At 5'5", 170 pounds, Mack Herron may be one of the smallest running backs even on this list. If there was ever living proof that a little guy could play football, Herron was certainly it.
Herron was an All-American at Kansas State, where he had some of the gaudiest single-game numbers ever, including a single game where he had a 70-plus-yard run from scrimmage, a 99-yard kickoff return, threw a touchdown pass, and caught another for a score.
At 5'7", 195 pounds, Joe Morris played a lot bigger and tougher than his measurements and was one of the most exciting college backs to ever play the game.
Morris averaged 146.9 all purpose yards per game and was an All-American his senior year. Morris also broke some big-time records of some big guys who preceded him at Syracuse, such as Jim Brown, Larry Csonka, and Floyd Little.
At 5'6", Darren Sproles is currently the shortest player in the NFL, but he always has played a big game.
At Kansas State, Sproles was a leader on the field, rushing for 45 touchdowns as a Wildcat and 4,979 yards. Of course, that doesn't even include his all-purpose yard numbers.
Garrett Wolfe is listed at 5'7", 186 pounds, but I think that might even be an stretch. What isn't a stretch was that Wolfe was one of the most exciting players ever to play college football.
The diminutive Wolfe showed up big in the big games against the big teams such as Michigan and Ohio State, where he had 285 total yards in Columbus.
Wolfe led the nation in rushing in 2006 with 1,928 yards.
Troy Davis was a rushing yardage machine at Iowa State. Davis measured in at 5'8", 183 pounds, most of which was undoubtedly heart.
Davis led the nation in rushing for two consecutive years in 1995 and 1996 and came in second in the Heisman Trophy voting to Danny Wuerffel.
At 5'9", Warrick Dunn wasn't a physically imposing figure on the football field.
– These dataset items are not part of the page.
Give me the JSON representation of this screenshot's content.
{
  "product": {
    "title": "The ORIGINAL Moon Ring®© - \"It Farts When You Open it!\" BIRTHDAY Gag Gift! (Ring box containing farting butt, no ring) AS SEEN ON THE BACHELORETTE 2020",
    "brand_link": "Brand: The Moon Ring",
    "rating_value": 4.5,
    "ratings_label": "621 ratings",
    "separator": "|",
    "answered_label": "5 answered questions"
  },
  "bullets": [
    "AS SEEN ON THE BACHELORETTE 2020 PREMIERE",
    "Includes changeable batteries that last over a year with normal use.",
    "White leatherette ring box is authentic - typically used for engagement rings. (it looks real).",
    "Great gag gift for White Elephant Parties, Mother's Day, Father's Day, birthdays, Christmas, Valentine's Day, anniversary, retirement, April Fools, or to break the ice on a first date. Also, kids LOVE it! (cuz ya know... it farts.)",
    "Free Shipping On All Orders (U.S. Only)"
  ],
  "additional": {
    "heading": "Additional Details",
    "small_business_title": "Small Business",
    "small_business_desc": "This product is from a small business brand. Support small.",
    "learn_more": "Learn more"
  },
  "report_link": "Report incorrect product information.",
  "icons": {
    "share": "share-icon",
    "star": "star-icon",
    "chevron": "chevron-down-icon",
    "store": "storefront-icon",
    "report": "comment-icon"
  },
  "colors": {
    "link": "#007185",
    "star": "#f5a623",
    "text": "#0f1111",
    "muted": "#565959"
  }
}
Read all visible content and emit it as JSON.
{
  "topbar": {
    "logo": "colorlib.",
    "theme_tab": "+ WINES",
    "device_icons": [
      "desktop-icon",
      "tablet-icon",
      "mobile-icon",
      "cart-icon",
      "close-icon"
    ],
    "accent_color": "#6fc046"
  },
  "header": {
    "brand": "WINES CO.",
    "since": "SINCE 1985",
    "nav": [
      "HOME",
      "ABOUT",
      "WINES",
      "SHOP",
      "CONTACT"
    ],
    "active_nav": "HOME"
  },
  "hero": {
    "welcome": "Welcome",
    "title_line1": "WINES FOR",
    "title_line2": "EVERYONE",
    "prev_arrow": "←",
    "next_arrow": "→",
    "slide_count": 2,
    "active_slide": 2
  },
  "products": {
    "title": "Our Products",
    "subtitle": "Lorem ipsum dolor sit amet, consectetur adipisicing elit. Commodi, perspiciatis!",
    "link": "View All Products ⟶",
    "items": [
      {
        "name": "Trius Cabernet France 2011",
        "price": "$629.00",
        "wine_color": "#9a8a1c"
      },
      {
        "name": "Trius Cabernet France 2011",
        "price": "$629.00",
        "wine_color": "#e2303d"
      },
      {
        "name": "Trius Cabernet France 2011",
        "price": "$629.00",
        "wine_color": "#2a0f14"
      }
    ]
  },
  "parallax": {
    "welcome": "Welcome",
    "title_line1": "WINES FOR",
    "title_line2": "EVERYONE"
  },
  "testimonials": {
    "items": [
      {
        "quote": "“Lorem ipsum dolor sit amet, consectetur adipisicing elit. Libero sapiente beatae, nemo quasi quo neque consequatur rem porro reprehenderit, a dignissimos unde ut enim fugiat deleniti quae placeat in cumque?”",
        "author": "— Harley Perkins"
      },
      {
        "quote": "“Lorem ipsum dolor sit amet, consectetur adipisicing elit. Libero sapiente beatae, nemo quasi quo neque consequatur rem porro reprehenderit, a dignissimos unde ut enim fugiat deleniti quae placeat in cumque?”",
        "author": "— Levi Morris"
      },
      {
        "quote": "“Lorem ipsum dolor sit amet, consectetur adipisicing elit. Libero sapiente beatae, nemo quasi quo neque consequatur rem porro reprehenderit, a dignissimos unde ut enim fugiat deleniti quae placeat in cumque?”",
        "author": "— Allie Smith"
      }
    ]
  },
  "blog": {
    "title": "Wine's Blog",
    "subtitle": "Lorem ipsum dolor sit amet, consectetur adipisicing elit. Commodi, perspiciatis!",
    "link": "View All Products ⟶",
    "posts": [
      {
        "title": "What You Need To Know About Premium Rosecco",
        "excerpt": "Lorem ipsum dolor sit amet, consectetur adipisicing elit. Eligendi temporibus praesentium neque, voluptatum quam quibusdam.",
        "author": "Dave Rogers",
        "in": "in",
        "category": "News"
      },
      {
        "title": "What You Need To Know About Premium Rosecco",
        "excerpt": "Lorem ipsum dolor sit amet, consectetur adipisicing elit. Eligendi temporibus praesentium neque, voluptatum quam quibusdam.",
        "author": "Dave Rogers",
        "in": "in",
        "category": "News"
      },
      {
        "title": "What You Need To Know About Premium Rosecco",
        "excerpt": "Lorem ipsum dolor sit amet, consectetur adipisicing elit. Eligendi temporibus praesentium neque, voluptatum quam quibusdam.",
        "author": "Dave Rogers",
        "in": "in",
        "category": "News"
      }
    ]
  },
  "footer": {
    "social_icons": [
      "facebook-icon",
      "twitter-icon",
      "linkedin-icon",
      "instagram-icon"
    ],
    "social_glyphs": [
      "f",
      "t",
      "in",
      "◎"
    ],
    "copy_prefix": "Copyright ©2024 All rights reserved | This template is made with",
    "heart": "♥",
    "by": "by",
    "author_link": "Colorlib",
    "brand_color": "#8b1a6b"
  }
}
Dunn more than made up for his lack of physical intimidation with sheer grace and speed.
What is most amazing about Dunn is the fact that he gained so many of his yards running between the tackles.
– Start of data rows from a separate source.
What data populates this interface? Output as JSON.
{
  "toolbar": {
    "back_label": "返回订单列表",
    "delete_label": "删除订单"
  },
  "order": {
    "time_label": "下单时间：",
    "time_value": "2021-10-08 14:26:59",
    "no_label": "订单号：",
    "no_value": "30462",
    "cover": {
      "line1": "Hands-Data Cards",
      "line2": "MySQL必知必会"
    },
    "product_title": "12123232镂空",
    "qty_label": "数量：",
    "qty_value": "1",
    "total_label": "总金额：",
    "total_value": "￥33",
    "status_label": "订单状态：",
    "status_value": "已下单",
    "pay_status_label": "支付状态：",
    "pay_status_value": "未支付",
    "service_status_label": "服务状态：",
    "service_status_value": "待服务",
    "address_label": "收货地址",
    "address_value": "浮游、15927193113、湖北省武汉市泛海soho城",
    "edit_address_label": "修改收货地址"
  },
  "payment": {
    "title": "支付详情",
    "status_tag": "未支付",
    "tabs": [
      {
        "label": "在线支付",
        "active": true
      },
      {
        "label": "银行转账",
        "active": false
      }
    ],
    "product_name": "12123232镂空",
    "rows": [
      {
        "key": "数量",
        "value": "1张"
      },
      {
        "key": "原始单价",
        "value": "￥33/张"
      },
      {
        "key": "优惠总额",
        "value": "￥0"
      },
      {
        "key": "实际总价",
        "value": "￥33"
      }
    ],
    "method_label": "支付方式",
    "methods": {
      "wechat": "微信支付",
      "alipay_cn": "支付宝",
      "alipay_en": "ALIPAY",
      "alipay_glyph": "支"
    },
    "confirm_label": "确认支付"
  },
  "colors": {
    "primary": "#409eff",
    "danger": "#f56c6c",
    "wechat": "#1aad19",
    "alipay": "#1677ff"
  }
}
Dunn is the only Seminole to ever have three consecutive seasons rushing for more than 1,000 yards.
I'm sure there are some out there who are surprised to see the 5'7" Quentin Griffin on this list, but his career accomplishments at Oklahoma certainly merit it.
Griffin was a three-year starter who won a National Title and is fourth on the all-time Oklahoma career rushing list. Looking at the roster of big-time backs to play in Norman, this is no small feat.
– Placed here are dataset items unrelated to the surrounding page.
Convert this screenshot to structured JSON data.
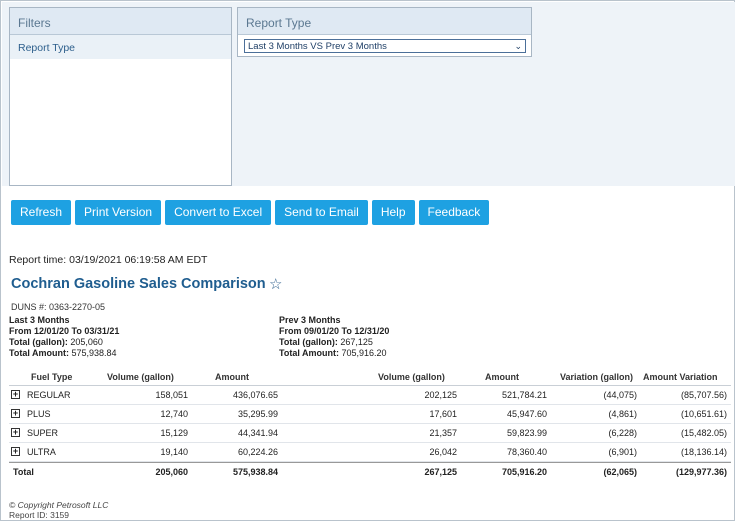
{
  "filters": {
    "title": "Filters",
    "items": [
      "Report Type"
    ]
  },
  "report_type": {
    "title": "Report Type",
    "selected": "Last 3 Months VS Prev 3 Months"
  },
  "toolbar": {
    "buttons": [
      "Refresh",
      "Print Version",
      "Convert to Excel",
      "Send to Email",
      "Help",
      "Feedback"
    ]
  },
  "report": {
    "time": "Report time: 03/19/2021 06:19:58 AM EDT",
    "title": "Cochran Gasoline Sales Comparison",
    "duns": "DUNS #: 0363-2270-05"
  },
  "periods": {
    "current": {
      "label": "Last 3 Months",
      "range": "From 12/01/20 To 03/31/21",
      "gallons_label": "Total (gallon):",
      "gallons": "205,060",
      "amount_label": "Total Amount:",
      "amount": "575,938.84"
    },
    "previous": {
      "label": "Prev 3 Months",
      "range": "From 09/01/20 To 12/31/20",
      "gallons_label": "Total (gallon):",
      "gallons": "267,125",
      "amount_label": "Total Amount:",
      "amount": "705,916.20"
    }
  },
  "table": {
    "columns": [
      "Fuel Type",
      "Volume (gallon)",
      "Amount",
      "Volume (gallon)",
      "Amount",
      "Variation (gallon)",
      "Amount Variation"
    ],
    "rows": [
      {
        "fuel": "REGULAR",
        "vol1": "158,051",
        "amt1": "436,076.65",
        "vol2": "202,125",
        "amt2": "521,784.21",
        "var_gal": "(44,075)",
        "var_amt": "(85,707.56)"
      },
      {
        "fuel": "PLUS",
        "vol1": "12,740",
        "amt1": "35,295.99",
        "vol2": "17,601",
        "amt2": "45,947.60",
        "var_gal": "(4,861)",
        "var_amt": "(10,651.61)"
      },
      {
        "fuel": "SUPER",
        "vol1": "15,129",
        "amt1": "44,341.94",
        "vol2": "21,357",
        "amt2": "59,823.99",
        "var_gal": "(6,228)",
        "var_amt": "(15,482.05)"
      },
      {
        "fuel": "ULTRA",
        "vol1": "19,140",
        "amt1": "60,224.26",
        "vol2": "26,042",
        "amt2": "78,360.40",
        "var_gal": "(6,901)",
        "var_amt": "(18,136.14)"
      }
    ],
    "total": {
      "label": "Total",
      "vol1": "205,060",
      "amt1": "575,938.84",
      "vol2": "267,125",
      "amt2": "705,916.20",
      "var_gal": "(62,065)",
      "var_amt": "(129,977.36)"
    }
  },
  "footer": {
    "copyright": "© Copyright Petrosoft LLC",
    "report_id": "Report ID: 3159"
  }
}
Griffin also had an opportunity to break Billy Sims' all-purpose yardage record at Oklahoma but chose instead to let it stand.
Since the 5'8" Fenroy is the most recent of the players on this list, it's probably somewhat surprising that he is the least known as well.
Fenroy is one of only seven players in the history of college football to rush for over 1,000 yards in four consecutive seasons. Fenroy was a walking record book last season as he smashed records on a weekly basis.